Since many religious places are social in nature, including, for example, hugging, shaking hands or being around other parishioners, Cancer patients may have difficulty deciding whether or not to attend services. But Reverend Percy McCray, director of religious programs at Cancer Treatment Centers of America® (CTCA), cautions patients not to let cancer get in the way of their faith. Because avoiding illness is of paramount importance, each patient must decide what makes the most sense for his or her condition. “There are emotional and physical aspects to each individual’s decision,” he says. “Some people may feel more comfortable not attending social services. Others may feel comfortable only wearing a mask and explaining to those around them that they have cancer. Others may still prefer not to share that personal information at all and simply refrain from contacting others.”

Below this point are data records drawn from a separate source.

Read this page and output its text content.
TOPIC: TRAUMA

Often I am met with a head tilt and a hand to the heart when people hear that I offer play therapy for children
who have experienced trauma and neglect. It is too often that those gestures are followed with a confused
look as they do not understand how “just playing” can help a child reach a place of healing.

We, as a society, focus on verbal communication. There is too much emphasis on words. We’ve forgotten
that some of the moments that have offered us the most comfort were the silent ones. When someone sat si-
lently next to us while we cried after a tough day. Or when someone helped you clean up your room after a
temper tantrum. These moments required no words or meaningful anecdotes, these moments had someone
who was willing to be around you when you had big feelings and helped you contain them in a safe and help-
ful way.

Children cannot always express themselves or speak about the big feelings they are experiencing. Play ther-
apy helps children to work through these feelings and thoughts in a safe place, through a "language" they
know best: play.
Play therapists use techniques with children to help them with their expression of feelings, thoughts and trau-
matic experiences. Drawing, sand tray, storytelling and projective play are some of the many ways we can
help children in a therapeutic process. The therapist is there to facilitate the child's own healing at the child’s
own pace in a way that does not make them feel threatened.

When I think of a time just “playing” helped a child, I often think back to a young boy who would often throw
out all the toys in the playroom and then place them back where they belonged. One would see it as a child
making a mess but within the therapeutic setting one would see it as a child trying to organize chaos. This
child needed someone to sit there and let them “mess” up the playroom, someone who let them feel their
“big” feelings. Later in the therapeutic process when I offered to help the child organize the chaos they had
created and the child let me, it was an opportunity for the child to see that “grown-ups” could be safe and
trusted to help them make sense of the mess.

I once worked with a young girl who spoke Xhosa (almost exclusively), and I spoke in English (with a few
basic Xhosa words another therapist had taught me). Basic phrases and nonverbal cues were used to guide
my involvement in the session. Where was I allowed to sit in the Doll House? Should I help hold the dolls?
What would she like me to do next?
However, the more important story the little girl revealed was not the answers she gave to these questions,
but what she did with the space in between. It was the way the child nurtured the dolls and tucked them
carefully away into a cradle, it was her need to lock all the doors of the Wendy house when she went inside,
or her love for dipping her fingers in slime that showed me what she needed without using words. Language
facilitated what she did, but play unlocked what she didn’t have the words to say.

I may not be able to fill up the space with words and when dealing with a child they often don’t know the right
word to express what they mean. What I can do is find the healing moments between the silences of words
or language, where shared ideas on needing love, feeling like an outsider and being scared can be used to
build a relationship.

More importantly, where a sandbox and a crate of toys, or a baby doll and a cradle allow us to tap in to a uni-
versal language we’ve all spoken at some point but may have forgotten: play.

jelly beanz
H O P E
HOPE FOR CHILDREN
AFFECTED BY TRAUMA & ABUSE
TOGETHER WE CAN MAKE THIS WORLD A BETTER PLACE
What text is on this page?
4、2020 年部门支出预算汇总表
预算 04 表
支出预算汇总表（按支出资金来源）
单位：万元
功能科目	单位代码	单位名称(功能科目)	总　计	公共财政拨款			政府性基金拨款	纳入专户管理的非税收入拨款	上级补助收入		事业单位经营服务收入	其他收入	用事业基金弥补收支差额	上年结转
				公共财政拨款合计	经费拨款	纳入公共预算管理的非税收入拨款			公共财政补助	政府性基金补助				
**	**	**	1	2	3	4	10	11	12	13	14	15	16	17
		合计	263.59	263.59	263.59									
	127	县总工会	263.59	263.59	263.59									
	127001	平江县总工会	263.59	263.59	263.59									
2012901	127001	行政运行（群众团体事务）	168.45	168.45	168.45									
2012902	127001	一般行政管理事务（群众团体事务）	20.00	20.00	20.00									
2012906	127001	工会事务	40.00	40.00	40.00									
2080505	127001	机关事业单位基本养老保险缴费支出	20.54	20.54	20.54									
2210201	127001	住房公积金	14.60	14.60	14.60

If you feel more comfortable avoiding social worship, consider asking members of the congregation to pray for you in your absence, or having the congregation leader visit you at home or in the hospital so that you still feel connected to your faith during treatment.

At a friend’s house

After a cancer diagnosis, many patients make a conscious decision about sharing their diagnosis with more informal acquaintances in social gatherings. Whether or not you choose to share a diagnosis, consider bringing your own plate to parties and other food-based outings, says Carolyn Lammersfeld, MD, vice president of integrative medicine at the CTCA. ® . This is important, not only because you may need to follow a certain diet, but also because it may be the only way to know that the food has been safely prepared and kept at the proper temperatures, which is important for preventing disease borne illnesses. . “Especially during this time of year when colds and flu are rampant, it’s critical to protect yourself as much as possible from illnesses that might get in the way of your treatment,” Lammersfeld says.

It’s also important to make sure you and your loved ones get the flu shot, and if someone close to you gets the flu, keep your distance. Dr. Choudary says that in cancer patients, the flu can quickly become severe. If you are exposed to the flu during treatment, ask your doctor whether you should take an antiviral medication to reduce your risk of getting sick.